The first stage is having an epiphany about what exactly you have been dealing with. Narcissism is that label we've been searching for when we take so much bullshit that we finally start saying to ourselves, "maybe it's not me!" We've been conditioned, brainwashed even, to take on their guilt and shame, which we do all too automatically. Then we discover the truth- we are the normal people, we have empathy for others, we don't want to hurt others, we want others to reciprocate out of the same sense of being part of something bigger than ourselves, the human race.

The second stage is profound hurt. It's a hard thing to wrap one's head around that the people we love and gave everything we could to do not reciprocate. It's overwhelming and we try to delude ourselves by rationalizing their behavior even more, or searching in them for some good; any evidence that they cannot be as bad as they appear to be. Yes they seem to have moments of generosity but when you look very closely, you find that everything they do is driven by self serving reasons. Even love for one's own child is conditional, it's not real love.  
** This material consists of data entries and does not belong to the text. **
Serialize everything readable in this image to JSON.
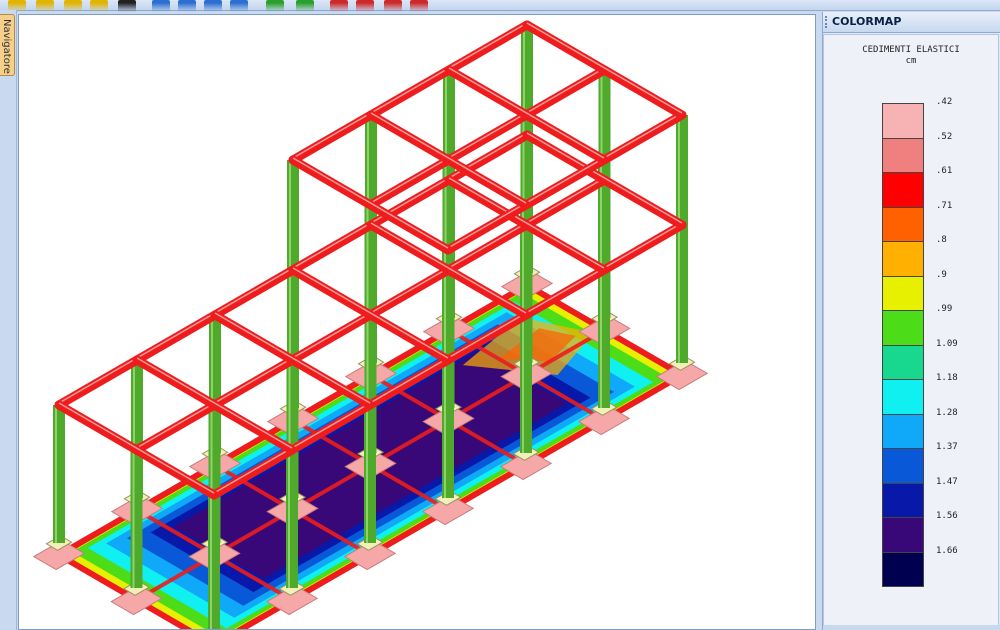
{
  "sidebar": {
    "navigator_label": "Navigatore"
  },
  "toolbar": {
    "buttons": [
      {
        "icon": "zoom-in-icon",
        "color": "#e0b400"
      },
      {
        "icon": "zoom-window-icon",
        "color": "#e0b400"
      },
      {
        "icon": "zoom-out-icon",
        "color": "#e0b400"
      },
      {
        "icon": "print-icon",
        "color": "#e0b400"
      },
      {
        "icon": "camera-icon",
        "color": "#222222"
      },
      {
        "icon": "view-front-icon",
        "color": "#2d6fd0"
      },
      {
        "icon": "view-side-icon",
        "color": "#2d6fd0"
      },
      {
        "icon": "view-iso-icon",
        "color": "#2d6fd0"
      },
      {
        "icon": "view-top-icon",
        "color": "#2d6fd0"
      },
      {
        "icon": "dimensions-icon",
        "color": "#2aa02a"
      },
      {
        "icon": "loads-icon",
        "color": "#2aa02a"
      },
      {
        "icon": "export-pdf-icon",
        "color": "#cc2a2a"
      },
      {
        "icon": "previous-icon",
        "color": "#cc2a2a"
      },
      {
        "icon": "report-icon",
        "color": "#cc2a2a"
      },
      {
        "icon": "next-icon",
        "color": "#cc2a2a"
      }
    ]
  },
  "colormap": {
    "header": "COLORMAP",
    "title": "CEDIMENTI ELASTICI",
    "unit": "cm",
    "entries": [
      {
        "label": ".42",
        "color": "#f7b3b3"
      },
      {
        "label": ".52",
        "color": "#f08080"
      },
      {
        "label": ".61",
        "color": "#ff0000"
      },
      {
        "label": ".71",
        "color": "#ff6000"
      },
      {
        "label": ".8",
        "color": "#ffb000"
      },
      {
        "label": ".9",
        "color": "#e6f000"
      },
      {
        "label": ".99",
        "color": "#4ddc18"
      },
      {
        "label": "1.09",
        "color": "#18d890"
      },
      {
        "label": "1.18",
        "color": "#10f0f0"
      },
      {
        "label": "1.28",
        "color": "#10a8f8"
      },
      {
        "label": "1.37",
        "color": "#0858d8"
      },
      {
        "label": "1.47",
        "color": "#0818a8"
      },
      {
        "label": "1.56",
        "color": "#380878"
      },
      {
        "label": "1.66",
        "color": "#000050"
      }
    ]
  },
  "model_colors": {
    "beam": "#ee1c1c",
    "column": "#4faa2c",
    "plinth": "#f6a8a8",
    "pedestal": "#f2f0b8",
    "slab_edge": "#ee1c1c"
  }
}
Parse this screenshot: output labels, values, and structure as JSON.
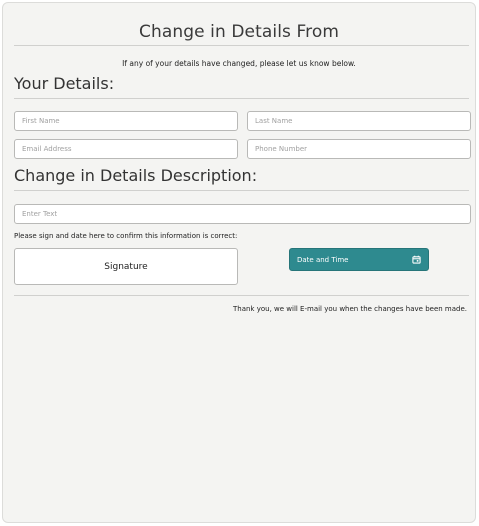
{
  "form": {
    "title": "Change in Details From",
    "intro": "If any of your details have changed, please let us know below.",
    "your_details_heading": "Your Details:",
    "fields": {
      "first_name_placeholder": "First Name",
      "last_name_placeholder": "Last Name",
      "email_placeholder": "Email Address",
      "phone_placeholder": "Phone Number"
    },
    "description_heading": "Change in Details Description:",
    "description_placeholder": "Enter Text",
    "confirm_text": "Please sign and date here to confirm this information is correct:",
    "signature_label": "Signature",
    "datetime_label": "Date and Time",
    "thanks_text": "Thank you, we will E-mail you when the changes have been made."
  },
  "icons": {
    "datetime_icon": "calendar-icon"
  },
  "colors": {
    "background": "#f4f4f2",
    "accent": "#2e8a8f",
    "field_border": "#b9b9b7"
  }
}
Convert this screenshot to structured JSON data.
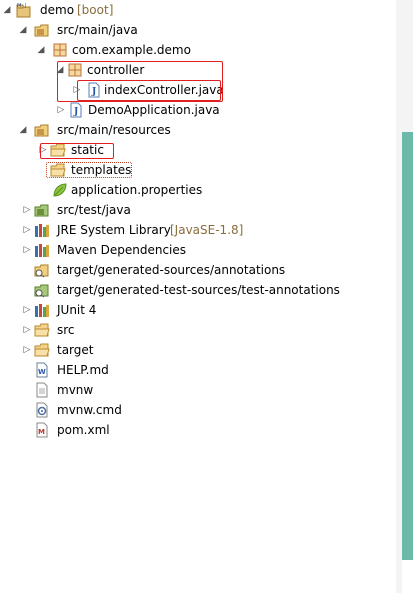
{
  "tree": {
    "rows": [
      {
        "label": "demo",
        "decoration": "[boot]"
      },
      {
        "label": "src/main/java"
      },
      {
        "label": "com.example.demo"
      },
      {
        "label": "controller"
      },
      {
        "label": "indexController.java"
      },
      {
        "label": "DemoApplication.java"
      },
      {
        "label": "src/main/resources"
      },
      {
        "label": "static"
      },
      {
        "label": "templates"
      },
      {
        "label": "application.properties"
      },
      {
        "label": "src/test/java"
      },
      {
        "label": "JRE System Library",
        "decoration": "[JavaSE-1.8]"
      },
      {
        "label": "Maven Dependencies"
      },
      {
        "label": "target/generated-sources/annotations"
      },
      {
        "label": "target/generated-test-sources/test-annotations"
      },
      {
        "label": "JUnit 4"
      },
      {
        "label": "src"
      },
      {
        "label": "target"
      },
      {
        "label": "HELP.md"
      },
      {
        "label": "mvnw"
      },
      {
        "label": "mvnw.cmd"
      },
      {
        "label": "pom.xml"
      }
    ]
  },
  "icons": {
    "project": "maven-boot-project-icon",
    "source_folder": "source-folder-icon",
    "package": "package-icon",
    "java_file": "java-file-icon",
    "folder": "folder-icon",
    "properties": "spring-properties-leaf-icon",
    "library": "library-icon",
    "markdown": "markdown-file-icon",
    "text_file": "text-file-icon",
    "cmd_file": "cmd-file-icon",
    "pom": "maven-pom-icon"
  },
  "colors": {
    "highlight_border": "#e02020",
    "decoration_text": "#8a6d3b",
    "scrollbar": "#6bb9a8"
  }
}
Then we hit the next stage- anger. It's impossible not to feel a certain amount of ill will towards people who are supposed to be our family, our friends. I mean if you can't trust your own family to love you and have your back, then who can you trust? We are conditioned to be too trusting, too vulnerable. Then when we learn about narcissism we find that that we have entrusted our very selves to people that possess not a shred of decency or integrity. So our world is shattered. We can never go back to thinking everyone we meet has empathy. Narcissists are everywhere and we begin to see them in all their glory, whilst knowing so many people around us don't get it. They're under the narcissist's spell. Then you feel anger towards yourself for being so gullible and naive. We can't communicate what we know to these people because people only believe what they want to believe. We were once them until the day the narcissist's mask slipped and we learned what they are really made of. It's all so frustrating and infuriating at the same time.

The next stage is indifference. Once we have worked through most of the negative feelings we have about them, we simply stop caring. This is when it starts to get much better. We realize how life is short and we take stock of what's really important in our own lives. We appreciate life in a way we never allowed ourselves to do before. We realize how narcissists are wasting their lives playing games with everyone instead of being authentic and we strive to be honest to ourselves and others. We learn to have a healthier balance emotionally by protecting ourselves with boundaries and being assertive when we need to be.
The last stage is forgiveness and pity for the narcissist. By forgiveness I simply mean that we have fully accepted the fact that we cannot change them, only our own behavior, so we are able to release any expectations we may have for them and move on without any ill will toward them. We can honor them and ourselves by leaving them to their own devices and not  offering ourselves up for their narcissistic supply. As for pity for the narcissist, it is all that is left once we finally realize what they are missing out on- a life of having deep connections with other human beings, appreciating each other, cherishing the life we have and the world we live in.